I would love it if someone could just add some more debug logging around this in the cloud provider. Then once there's another release I'd be able to share debug logs.

james-callahan avatar Feb 21 '24 04:02 james-callahan

We face the same issue. I created a cloud-config file and set the NodeIPFamilies and I can see that it is in-use in the aws-cloud-controller-manager logs. I also had to add --feature-gates=CloudDualStackNodeIPs=true to the aws-cloud-controller-manager and kubelet. When I set --node-ip=<IPv6 address>,<IPv4 address> to the kubelet then I receive log lines like this and the node was tainted with node.cloudprovider.kubernetes.io/uninitialized=true:NoSchedule.

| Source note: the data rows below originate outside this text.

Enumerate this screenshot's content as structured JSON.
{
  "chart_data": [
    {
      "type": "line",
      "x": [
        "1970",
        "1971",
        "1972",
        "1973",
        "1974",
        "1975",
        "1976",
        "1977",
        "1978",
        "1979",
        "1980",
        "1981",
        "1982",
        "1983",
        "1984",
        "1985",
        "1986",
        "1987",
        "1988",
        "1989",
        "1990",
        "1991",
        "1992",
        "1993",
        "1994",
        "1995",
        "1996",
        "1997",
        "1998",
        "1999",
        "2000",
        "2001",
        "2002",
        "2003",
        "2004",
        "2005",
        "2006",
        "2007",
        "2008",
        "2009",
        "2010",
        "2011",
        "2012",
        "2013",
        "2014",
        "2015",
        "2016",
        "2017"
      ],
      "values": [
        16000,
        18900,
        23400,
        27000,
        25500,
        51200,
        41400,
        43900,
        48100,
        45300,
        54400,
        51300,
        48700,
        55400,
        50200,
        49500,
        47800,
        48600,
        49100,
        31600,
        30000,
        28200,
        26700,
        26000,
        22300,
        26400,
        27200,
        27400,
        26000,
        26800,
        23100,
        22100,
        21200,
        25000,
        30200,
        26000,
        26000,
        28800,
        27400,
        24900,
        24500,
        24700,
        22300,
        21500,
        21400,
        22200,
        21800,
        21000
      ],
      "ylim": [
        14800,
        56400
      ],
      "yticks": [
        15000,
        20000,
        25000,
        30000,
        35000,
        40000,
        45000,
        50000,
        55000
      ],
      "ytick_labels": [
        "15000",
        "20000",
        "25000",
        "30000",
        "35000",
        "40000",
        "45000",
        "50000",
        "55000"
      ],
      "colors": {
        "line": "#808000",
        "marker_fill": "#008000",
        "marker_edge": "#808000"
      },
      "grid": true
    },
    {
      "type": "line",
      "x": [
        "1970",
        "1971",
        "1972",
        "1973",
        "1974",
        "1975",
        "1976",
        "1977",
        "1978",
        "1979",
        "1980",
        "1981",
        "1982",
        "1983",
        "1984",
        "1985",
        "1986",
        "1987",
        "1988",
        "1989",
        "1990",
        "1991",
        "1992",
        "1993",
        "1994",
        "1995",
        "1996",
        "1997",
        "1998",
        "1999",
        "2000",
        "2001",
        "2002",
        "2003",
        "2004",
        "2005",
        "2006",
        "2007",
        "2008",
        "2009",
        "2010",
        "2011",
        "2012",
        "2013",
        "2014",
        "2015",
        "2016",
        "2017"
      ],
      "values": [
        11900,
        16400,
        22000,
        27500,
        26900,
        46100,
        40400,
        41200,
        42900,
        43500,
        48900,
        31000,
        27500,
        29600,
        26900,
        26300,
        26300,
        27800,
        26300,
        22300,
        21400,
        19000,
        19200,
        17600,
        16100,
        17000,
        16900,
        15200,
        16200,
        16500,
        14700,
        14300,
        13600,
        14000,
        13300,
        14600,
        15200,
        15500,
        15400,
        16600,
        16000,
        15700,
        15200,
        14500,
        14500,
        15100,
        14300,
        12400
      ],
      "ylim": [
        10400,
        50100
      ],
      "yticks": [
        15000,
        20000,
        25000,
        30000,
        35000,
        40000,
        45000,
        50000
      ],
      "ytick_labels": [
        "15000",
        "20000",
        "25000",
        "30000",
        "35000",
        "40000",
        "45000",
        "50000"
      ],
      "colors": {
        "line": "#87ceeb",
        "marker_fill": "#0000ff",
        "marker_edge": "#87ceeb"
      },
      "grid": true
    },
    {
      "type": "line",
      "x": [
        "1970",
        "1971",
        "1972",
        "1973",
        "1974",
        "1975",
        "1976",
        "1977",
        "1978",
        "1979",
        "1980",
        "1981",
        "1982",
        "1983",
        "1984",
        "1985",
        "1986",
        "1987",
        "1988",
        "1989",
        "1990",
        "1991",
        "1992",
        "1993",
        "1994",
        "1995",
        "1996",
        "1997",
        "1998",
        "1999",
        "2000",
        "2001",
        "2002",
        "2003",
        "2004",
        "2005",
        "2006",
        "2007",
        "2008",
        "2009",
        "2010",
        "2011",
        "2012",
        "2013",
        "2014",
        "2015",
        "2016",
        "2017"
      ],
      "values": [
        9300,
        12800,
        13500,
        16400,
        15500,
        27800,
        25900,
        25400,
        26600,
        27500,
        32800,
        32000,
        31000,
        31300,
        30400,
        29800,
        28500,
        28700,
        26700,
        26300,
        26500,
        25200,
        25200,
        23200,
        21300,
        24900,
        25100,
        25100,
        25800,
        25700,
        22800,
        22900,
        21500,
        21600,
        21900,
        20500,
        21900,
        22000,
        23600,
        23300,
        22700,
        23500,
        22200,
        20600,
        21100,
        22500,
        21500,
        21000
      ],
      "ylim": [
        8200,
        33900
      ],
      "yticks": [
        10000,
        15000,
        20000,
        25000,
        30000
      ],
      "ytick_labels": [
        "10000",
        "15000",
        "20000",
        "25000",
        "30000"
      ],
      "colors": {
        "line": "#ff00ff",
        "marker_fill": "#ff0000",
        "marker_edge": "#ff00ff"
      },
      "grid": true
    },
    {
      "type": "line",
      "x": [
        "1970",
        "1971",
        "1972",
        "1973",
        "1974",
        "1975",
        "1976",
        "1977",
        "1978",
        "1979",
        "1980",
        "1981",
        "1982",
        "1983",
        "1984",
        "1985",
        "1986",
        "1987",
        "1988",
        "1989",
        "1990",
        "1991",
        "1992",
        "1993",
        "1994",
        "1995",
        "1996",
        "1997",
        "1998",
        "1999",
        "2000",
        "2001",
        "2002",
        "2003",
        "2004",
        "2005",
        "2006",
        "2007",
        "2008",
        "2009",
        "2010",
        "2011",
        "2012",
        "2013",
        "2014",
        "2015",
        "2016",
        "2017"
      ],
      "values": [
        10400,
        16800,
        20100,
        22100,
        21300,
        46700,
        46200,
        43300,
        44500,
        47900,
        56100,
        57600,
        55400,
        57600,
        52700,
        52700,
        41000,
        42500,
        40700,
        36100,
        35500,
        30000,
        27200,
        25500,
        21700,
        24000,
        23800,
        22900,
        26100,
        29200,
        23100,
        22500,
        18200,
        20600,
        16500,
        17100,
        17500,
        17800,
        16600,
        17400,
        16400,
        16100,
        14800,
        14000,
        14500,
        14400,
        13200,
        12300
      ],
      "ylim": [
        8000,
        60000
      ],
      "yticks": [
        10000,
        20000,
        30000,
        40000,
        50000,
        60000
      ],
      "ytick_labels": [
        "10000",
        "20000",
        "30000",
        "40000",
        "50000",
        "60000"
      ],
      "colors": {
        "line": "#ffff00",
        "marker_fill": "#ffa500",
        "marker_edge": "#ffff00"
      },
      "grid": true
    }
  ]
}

024-05-08T08:21:12.851616193Z E0508 08:21:12.851520       1 node_controller.go:240] error syncing 'i-08b4defa905155953.eu-west-1.compute.internal': failed to get node modifiers from cloud provider: provided node ip for node "i-08b4defa905155953.eu-west-1.compute.internal" is not valid: failed to get node address from cloud provider that matches ip: 2xxx:xxxx:xxxx:xxxx::c91a, requeuing

But I saw both the IPv6 and the IPv4 address in the InternalIP. Then I set --node-ip=:: for the kubelet and it suddenly started to work but I saw only the IPv6 address in the InternalIP. Which is kinda expected based on the kubelet documentation. This is our test cluster, if you tell me what logs/tests do you want then I can execute them.

akunszt avatar May 08 '24 08:05 akunszt

I think I found what caused this. I added a lot of klog.* lines to the NodeAddressesByProviderID function. This was interesting:

        for _, family := range c.cfg.Global.NodeIPFamilies {
                klog.Infof( "family: %v", family )

It generated this log line:

I0508 10:10:40.861561     881 aws.go:1676] family: ipv4,ipv6

So the configuration is parsed as a string ipv4,ipv6 instead of splitting the values into an array. I dug a little deeper and I found out how to set a multi-value configuration at https://pkg.go.dev/gopkg.in/gcfg.v1#example-ReadStringInto-Multivalue After I changed the cloud-config.conf to this everything started to work.

[Global]
NodeIPFamilies=ipv4
NodeIPFamilies=ipv6

I recommend to include this in the documentation. It was a bit frustrating that I had to read the code as I did not find any documentation about how to construct the cloud-config file (I even started with a YAML first).